Despite all of this focus, pensions often fail to ignite a great deal of excitement. The world of pensions is littered with terminology, often making it difficult to understand. Furthermore, due to the fact they’re only accessible from a minimum of age 55, pensions are often overlooked by younger generations, who will most likely be more focused on more ‘immediate’ goals, such as getting on the housing ladder.

Unfortunately, the facts around women and pensions demonstrate a clear problem. A report released in July 2019 based on research by the Pensions Policy Institute claims that women will be an average of £106,000 worse off than men at retirement. Another report (published in October 2018 by the CII) found that at age 65, women have average pension savings of £35,800, some 20 per cent the size of £179,000 pots held by men.

Saving for retirement has never been a more important issue for women. So it’s vital to gain a good understanding of the different types of pensions available and how to start saving.

Let’s start with the obvious question – what is a pension scheme?

In simple terms, a pension scheme is a type of savings plan to help you save money for later life. The first thing to point out is that being in a pension scheme is different to being eligible for the State pension. Many people wrongly assume that they’ll automatically be eligible to receive the state pension and that they therefore don’t need to consider setting any other money aside. If you’ve worked and paid national insurance for at least 10 qualifying years during your lifetime you will likely qualify for the state pension. However, the single tier State Pension currently provides a maximum of £168.60 a week – with this amount only being accessible to those with 35 qualifying years of National Insurance contributions. The age at which the State Pension can be accessed has recently increased and by October 2020, the State Pension age will be 66 for both men and women.  The Government is planning further increases, which will see the State Pension age rise to 67 between 2026 and 2028.

Against this backdrop, saving into a pension scheme is a vital way for most women to support their income in retirement. There are two main ways to save into a pension scheme, as outlined below.

Employer pension scheme

So long as you are aged between 22 and State Pension age and earn at least £10,000 per year, you will be automatically enrolled for a pension with your employer.  One of the main benefits of being enrolled in a company pension is that in addition to contributing yourself, your employer must also make payments into the scheme. As of April 2019, the minimum level of contribution is 8% qualifying earnings, of which at least 3% must be paid by the employer.

Personal pension

A personal pension is a way of saving for retirement independently of an employer. Often the ‘go-to’ for self-employed individuals and company directors, personal pensions can be set up by anybody who wishes to take a proactive approach to pension savings.

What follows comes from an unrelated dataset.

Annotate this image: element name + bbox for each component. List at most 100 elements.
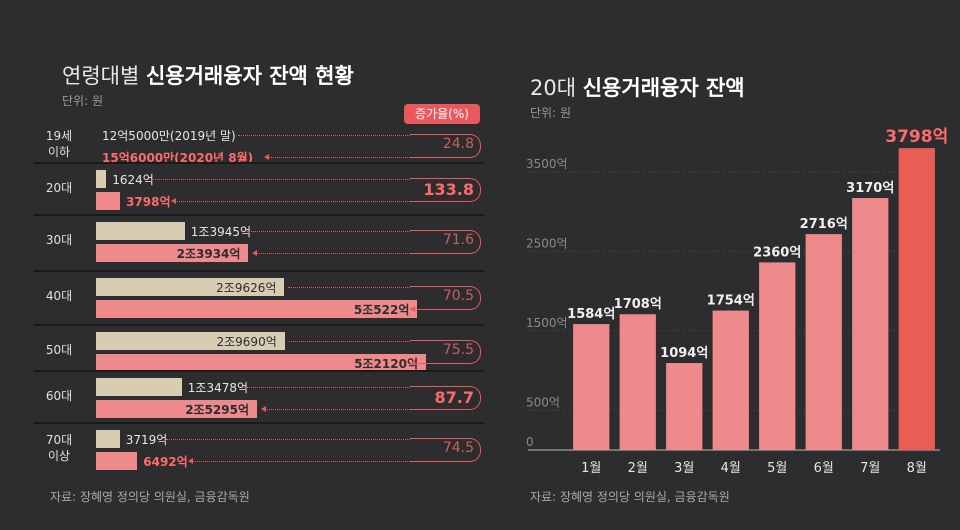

Within the bracket of personal pensions there are a number of different types – you can take out an ordinary personal pension, but some company owners choose to invest in a SIPP (self invested personal pension) or SSAS (small self administered scheme) instead. The main difference between these different types of scheme is what you can invest in and the best option will depend on your circumstances.

Encouraging individuals to save for their retirement is of benefit to the government and as such, there are several tax breaks available when contributing to a personal pension. Where money that is paid into a scheme from earnings, tax can be reclaimed at the individual’s marginal rate when making an end of year tax return. Directors can make employer payments into a personal pension scheme, with such payments being exempt from corporation tax.

Both employer pensions and personal pensions can be divided into two types – defined benefit and defined contribution. The main difference between a defined benefit scheme and a defined contribution scheme is that the former promises a specific income and the latter depends on factors such as the amount you pay into the pension and the fund’s investment performance.

With both employer pension schemes and personal pensions, the minimum age that funds can be accessed is currently age 55 – although this is expected to rise to 57 in 2028.

The good news is that once you have decided how to save for retirement and have a pension in place, the rest is relatively straightforward during the time you are working and contributing to your pension pot. The golden rule is start today rather than wait until tomorrow – the younger you start saving for a pension the more chance your funds will have to grow the more options you will have by the time you reach retirement age.

The idea behind this series of blogs is to break down the barriers to some of the things we, as women, fail to discuss openly. We want to keep things simple, but in doing so, understand that some questions may be raised. This is the point – we need to get talking about financial matters – so let’s start the conversation!